Vom Fastentag zum Hochtag des Essens und der Geschenke:

Die Entwicklung des Heiligen Abend

Der 24. Dezember ist heute als Heilig Abend der Hochtag der Geschenke und des guten Essens. Noch zu Beginn des 20. Jahrhunderts hatte der damals "Wiehnachtsowend", "Christowend" oder "Chrisdagsobend" für die katholische Bevölkerung in den ländlichen Gebieten Westfalens eine ganz andere Bedeutung: Der 24. Dezember wurde als ein Fastentag vor einem hohen Feiertag angesehen. Die Menschen arbeiteten bis abends, erst danach konnten sie letzte Vorbereitungen und Besorgungen für das Weihnachtsfest erledigen. Und dann ging man zeitig zu Bett, schließlich begann die Christmette am 1. Weihnachtstag bereits zwischen 3 und 5 Uhr.

Die Kinder stellten am Abend des 24. Dezembers einen Teller vor die Tür. Am Weihnachtsmorgen war der Teller dann mit Süßigkeiten, Backwaren und Obst gefüllt. Außerdem gab es oft warme Winterkleidung und Schulsachen. Vor 1900 fiel die weihnachtliche Bescherung noch bescheidener oder ganz aus. Denn bis ins 19. Jahrhundert war bei der katholischen Bevölkerung in Westfalen nicht Weihnachten, sondern der Nikolaustag der wichtigste Geschenktermin für die Kinder.

Von den evangelischen Gebieten Westfalens ausgehend bildete sich schließlich der heute bekannte Weihnachtsablauf, der sich seit den 1930er Jahren in der ganzen Region durchgesetzt hat: Festlich gekleidet beginnen die Familien das Weihnachtsfest bereits am Heiligen Abend mit Festessen und Bescherung. Auch die Christmette wird vielerorts bereits am Heiligen Abend gefeiert.

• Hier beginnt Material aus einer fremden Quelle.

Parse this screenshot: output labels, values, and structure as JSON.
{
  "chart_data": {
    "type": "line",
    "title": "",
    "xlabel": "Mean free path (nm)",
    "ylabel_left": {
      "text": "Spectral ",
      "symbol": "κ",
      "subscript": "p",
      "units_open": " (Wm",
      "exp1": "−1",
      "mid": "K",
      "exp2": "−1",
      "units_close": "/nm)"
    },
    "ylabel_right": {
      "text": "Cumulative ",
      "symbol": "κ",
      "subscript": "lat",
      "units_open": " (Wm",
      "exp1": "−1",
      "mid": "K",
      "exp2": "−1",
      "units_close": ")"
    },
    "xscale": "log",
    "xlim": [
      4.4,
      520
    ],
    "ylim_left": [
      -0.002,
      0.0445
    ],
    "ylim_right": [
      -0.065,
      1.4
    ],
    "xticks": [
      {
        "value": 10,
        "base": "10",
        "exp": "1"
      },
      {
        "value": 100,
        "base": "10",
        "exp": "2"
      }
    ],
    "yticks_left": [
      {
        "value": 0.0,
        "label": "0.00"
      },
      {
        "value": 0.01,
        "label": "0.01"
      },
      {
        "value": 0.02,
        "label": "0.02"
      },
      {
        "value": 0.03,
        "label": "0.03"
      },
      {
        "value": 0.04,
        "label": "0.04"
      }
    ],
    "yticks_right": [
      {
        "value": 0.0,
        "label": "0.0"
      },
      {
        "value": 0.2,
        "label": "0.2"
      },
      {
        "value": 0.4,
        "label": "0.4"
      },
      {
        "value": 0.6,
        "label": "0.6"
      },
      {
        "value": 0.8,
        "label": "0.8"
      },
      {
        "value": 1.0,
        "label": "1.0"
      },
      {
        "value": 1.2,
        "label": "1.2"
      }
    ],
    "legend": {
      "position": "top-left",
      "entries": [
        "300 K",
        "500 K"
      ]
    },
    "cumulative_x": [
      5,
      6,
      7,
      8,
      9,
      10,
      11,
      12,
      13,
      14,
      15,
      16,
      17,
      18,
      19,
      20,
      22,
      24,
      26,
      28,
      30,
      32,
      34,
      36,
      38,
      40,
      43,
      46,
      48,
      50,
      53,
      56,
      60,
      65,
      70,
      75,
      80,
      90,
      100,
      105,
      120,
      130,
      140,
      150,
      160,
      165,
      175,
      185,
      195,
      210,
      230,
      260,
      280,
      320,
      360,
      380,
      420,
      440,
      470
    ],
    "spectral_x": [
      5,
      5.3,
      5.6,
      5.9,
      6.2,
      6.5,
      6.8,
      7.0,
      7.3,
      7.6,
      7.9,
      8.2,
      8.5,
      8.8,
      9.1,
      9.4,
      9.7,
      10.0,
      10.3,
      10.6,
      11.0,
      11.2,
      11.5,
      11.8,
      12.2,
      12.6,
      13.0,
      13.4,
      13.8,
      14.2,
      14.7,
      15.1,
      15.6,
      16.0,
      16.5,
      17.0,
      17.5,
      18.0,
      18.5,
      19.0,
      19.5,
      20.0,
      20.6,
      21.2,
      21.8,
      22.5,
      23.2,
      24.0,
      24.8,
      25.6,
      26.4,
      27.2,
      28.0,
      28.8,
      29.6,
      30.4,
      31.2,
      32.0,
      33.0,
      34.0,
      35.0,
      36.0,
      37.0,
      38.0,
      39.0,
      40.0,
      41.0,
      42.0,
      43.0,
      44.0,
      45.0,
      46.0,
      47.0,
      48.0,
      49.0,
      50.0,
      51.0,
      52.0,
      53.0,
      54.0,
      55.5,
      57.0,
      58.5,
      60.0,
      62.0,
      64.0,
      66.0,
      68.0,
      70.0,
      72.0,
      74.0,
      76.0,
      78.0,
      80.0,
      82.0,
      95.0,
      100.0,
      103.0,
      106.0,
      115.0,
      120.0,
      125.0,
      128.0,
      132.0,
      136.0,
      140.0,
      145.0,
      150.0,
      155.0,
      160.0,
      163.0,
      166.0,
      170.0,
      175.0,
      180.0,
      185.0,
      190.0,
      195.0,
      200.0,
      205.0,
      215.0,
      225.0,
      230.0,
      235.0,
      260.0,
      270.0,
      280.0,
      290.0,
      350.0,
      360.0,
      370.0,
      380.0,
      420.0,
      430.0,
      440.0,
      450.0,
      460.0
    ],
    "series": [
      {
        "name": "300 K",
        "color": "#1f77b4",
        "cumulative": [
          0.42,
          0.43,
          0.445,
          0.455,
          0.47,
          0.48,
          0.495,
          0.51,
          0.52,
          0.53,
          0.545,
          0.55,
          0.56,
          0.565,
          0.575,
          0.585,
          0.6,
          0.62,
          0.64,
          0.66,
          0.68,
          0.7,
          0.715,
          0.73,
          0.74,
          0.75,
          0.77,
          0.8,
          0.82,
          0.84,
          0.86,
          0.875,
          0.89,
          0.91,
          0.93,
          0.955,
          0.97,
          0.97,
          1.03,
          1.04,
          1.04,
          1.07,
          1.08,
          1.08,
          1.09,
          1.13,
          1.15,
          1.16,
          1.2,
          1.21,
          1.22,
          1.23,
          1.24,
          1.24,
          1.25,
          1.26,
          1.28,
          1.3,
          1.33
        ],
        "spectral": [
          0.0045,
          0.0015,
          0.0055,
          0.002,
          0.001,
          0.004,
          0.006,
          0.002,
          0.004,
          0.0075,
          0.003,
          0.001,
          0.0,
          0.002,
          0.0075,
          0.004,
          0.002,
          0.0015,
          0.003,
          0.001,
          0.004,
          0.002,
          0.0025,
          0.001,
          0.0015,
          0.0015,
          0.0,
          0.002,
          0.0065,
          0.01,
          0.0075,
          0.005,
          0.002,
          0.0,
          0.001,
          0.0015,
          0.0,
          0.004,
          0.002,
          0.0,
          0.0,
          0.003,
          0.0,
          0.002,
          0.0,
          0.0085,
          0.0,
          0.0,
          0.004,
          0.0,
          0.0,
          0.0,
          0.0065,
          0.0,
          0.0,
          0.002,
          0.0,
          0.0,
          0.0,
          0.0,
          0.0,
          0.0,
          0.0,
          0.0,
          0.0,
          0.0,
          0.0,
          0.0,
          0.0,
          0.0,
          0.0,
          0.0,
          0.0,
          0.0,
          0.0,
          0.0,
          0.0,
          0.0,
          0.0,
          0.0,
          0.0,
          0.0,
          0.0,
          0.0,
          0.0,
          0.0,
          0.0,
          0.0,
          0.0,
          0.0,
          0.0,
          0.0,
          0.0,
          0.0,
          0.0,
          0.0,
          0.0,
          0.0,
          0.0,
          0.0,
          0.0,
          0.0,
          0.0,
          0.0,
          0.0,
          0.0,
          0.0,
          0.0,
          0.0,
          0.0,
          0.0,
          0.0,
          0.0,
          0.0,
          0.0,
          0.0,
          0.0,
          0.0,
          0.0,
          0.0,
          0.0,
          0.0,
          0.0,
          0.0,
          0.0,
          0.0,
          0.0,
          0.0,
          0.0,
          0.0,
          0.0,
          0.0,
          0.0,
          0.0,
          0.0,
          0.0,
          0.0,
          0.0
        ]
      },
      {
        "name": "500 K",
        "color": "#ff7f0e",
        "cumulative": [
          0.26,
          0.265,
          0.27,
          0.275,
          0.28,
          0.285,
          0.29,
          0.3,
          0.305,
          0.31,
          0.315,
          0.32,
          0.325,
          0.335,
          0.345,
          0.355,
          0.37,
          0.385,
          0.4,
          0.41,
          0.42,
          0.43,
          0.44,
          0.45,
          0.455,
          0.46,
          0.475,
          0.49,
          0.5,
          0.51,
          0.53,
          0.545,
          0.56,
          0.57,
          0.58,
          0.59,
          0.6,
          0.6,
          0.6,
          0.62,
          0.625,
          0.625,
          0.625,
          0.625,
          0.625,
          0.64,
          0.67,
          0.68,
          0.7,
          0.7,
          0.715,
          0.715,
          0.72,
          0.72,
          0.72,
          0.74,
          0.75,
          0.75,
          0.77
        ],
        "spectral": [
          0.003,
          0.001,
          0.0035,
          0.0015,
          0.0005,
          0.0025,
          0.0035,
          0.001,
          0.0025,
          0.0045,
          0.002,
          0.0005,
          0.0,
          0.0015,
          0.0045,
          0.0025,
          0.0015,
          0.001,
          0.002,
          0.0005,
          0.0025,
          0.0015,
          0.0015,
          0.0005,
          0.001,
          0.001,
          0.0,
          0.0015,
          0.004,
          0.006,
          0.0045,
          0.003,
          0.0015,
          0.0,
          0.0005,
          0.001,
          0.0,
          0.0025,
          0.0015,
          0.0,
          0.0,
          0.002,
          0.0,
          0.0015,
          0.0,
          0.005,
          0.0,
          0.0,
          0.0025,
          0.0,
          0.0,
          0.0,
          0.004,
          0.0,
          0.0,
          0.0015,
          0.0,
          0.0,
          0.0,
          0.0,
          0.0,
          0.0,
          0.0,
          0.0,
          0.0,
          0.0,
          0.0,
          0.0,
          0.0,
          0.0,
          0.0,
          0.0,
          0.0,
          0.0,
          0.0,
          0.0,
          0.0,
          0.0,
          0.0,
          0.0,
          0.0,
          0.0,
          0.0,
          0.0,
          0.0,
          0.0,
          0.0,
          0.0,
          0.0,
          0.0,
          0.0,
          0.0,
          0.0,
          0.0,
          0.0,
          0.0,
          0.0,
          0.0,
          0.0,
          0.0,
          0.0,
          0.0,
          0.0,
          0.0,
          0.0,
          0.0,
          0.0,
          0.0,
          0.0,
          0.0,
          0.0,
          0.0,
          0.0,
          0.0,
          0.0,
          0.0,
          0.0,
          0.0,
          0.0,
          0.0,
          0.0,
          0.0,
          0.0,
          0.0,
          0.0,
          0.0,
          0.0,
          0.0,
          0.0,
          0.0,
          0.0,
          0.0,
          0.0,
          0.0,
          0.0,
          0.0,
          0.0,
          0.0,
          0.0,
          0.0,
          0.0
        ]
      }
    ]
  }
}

In den 1950er Jahren gab es in Münster einige Zeit den Brauch, Verkehrspolizisten zu bescheren. Mit dem zunehmenden Autoverkehr in der Innenstadt kam die Gepflogenheit auf, den Verkehrspolizisten in den Vormittagsstunden des Heiligen Abends kleine Präsente zu überreichen wie zum Beispiel ein Flasche Wein, einen Kasten Bier, eine Packung Zigaretten oder eine Schachtel Pralinen. Die Geschenke kamen weniger von Passanten, als vielmehr von Fahrern und Insassen der Autos. Die Wagen verlangsamten das Tempo und reichten die Gaben aus dem Fenster. Oft waren diese Geschenke für einen bestimmten Polizisten gedacht, dem man tagein tagaus auf dem Weg zur Arbeit oder nach Hause begegnete.

Feuchtfröhliche Feste feierten die Hüter des rollenden Verkehrs aber nicht mit den oft prozentigen Gaben. Denn die Beamten durften die Präsente nicht behalten. Vielmehr sammelten sie die Geschenke und gaben sie an Altersheime oder andere soziale Einrichtungen weiter. Dieser Brauch existierte auch in anderen Teilen Westfalens. So war er beispielsweise bis in die Mitte der 1960er Jahre auch in Hagen bekannt.